Enfin, la couverture sociale des détenus, théoriquement générale, se heurte en pratique à mille difficultés et la Cour somme le gouvernement d'organiser une réelle « politique de santé publique ».
Les ratés de l'indemnisation des victimes de l'amiante
La Cour critique la complexité et les dysfonctionnements du système d'indemnisation des victimes de l'amiante. Elle met en avant des ruptures d'égalité entre victimes, occasionnant des abus et des détournements. Ainsi, des préretraites financées par l'un des fonds d'indemnisation ont été accordées sans justification à des salariés pour éviter des licenciements économiques. La Cour souligne en outre la quasi-absence de responsabilité de fait des entreprises dans lesquelles des salariés ont été exposés à l'amiante, puisque le financement du dispositif d'indemnisation est supporté par l'ensemble des entreprises françaises. En dépit de quelques progrès, la Cour relève aussi la lenteur du versement des indemnités et l'abondance de contentieux.

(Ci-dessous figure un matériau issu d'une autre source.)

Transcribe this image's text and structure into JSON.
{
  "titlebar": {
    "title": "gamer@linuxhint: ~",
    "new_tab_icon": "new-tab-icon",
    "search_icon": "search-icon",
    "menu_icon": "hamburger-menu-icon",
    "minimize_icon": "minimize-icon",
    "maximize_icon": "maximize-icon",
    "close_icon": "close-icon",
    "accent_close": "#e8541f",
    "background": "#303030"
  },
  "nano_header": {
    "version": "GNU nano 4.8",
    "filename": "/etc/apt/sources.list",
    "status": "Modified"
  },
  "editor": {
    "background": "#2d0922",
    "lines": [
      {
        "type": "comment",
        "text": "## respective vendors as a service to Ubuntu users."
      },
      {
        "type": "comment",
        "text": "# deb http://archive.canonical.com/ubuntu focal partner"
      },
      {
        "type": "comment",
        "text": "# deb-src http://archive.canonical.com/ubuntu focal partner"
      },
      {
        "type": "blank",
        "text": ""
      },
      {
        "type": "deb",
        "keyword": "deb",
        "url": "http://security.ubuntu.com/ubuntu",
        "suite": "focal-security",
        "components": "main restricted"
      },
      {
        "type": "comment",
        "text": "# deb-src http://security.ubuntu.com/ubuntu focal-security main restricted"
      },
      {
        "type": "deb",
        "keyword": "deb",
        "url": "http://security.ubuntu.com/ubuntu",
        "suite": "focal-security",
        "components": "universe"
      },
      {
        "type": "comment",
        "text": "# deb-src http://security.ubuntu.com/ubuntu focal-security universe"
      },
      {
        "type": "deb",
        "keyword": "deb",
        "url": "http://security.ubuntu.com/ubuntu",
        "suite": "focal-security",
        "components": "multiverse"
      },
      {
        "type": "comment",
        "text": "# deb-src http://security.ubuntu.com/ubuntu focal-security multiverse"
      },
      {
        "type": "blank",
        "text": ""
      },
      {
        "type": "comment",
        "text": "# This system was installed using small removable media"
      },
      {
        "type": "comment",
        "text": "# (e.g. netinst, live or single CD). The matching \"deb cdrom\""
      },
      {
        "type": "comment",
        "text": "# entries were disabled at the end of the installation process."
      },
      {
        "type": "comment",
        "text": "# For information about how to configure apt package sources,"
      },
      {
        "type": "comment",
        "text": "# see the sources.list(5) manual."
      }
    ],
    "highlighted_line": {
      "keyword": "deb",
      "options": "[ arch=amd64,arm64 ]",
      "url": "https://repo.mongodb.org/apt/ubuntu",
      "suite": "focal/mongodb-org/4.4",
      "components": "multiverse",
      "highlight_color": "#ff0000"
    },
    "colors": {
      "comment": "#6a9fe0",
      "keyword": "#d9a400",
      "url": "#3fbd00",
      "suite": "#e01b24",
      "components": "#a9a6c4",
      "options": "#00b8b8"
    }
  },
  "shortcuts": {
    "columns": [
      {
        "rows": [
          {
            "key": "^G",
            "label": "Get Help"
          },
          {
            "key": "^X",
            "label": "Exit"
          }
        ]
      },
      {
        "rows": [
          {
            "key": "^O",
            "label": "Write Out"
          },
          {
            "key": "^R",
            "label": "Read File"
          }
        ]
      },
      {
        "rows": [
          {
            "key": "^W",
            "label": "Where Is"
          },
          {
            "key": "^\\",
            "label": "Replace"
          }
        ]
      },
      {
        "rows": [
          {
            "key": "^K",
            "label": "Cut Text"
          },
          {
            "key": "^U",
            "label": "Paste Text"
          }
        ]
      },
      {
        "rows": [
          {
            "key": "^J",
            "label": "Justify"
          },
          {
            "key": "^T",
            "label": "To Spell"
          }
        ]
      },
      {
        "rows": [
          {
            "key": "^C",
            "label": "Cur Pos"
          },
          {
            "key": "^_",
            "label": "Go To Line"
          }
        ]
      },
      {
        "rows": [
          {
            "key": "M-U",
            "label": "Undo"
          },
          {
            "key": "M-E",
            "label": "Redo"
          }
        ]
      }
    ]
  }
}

PPP à l'hôpital, une procédure « mal maîtrisée »
La Cour ne dénonce pas le principe des partenariats publics privés (PPP), mais l'utilisation qu'en ont faite les pouvoirs publics dans les années 2000, et leur aveuglement. Ceux-ci avaient fortement incité les hôpitaux à recourir aux PPP, qui permettent à des structures publiques de faire financer leur modernisation par un constructeur privé auquel elles payent par la suite un loyer.
Quatorze projets s'inscrivant dans le cadre du plan Hôpital 2007 ont été analysés. Les critiques sont nombreuses : précipitation dans les décisions, insuffisance d'accompagnement par les tutelles dans la négociation, surdimensionnement des projets, programmation insuffisante des besoins, entre autres.
Carences dans la protection de l'enfance en danger
Les pouvoirs publics font tout pour le faire connaître, mais le fonctionnement du 119, le numéro d'écoute gratuit destiné à signaler des enfants en danger, doit être amélioré, selon la Cour des comptes. Entre 2010 et 2012, sur le million d'appels reçus chaque année, le service a répondu à 600 000 d'entre eux. Quelque 33 000 ont été traités et finalement 12 000 ont donné lieu à une transmission d'information préoccupante aux cellules compétentes dans les départements.
Comme pour tout numéro destiné au grand public, il n'est pas anormal qu'une partie importante des appels soit « hors sujet ». Cependant, la proportion de ces appels inadéquats, estimés à quatre sur cinq, apparaît « singulièrement élevée » à la Cour et appelle une « expertise technique approfondie ». La question du « ciblage des actions de communication » sur le 119 devrait également être posée, selon les magistrats.
Autre constat « inquiétant », quelque 24 000 appels ont été jugés intéressants mais personne n'était disponible pour y répondre. Une situation « d'autant plus regrettable » que les appels au 119 permettent souvent de déceler des situations qui échappent jusque-là aux radars des services sociaux : ils concernent dans 60 % des cas des enfants qui n'avaient jamais été signalés.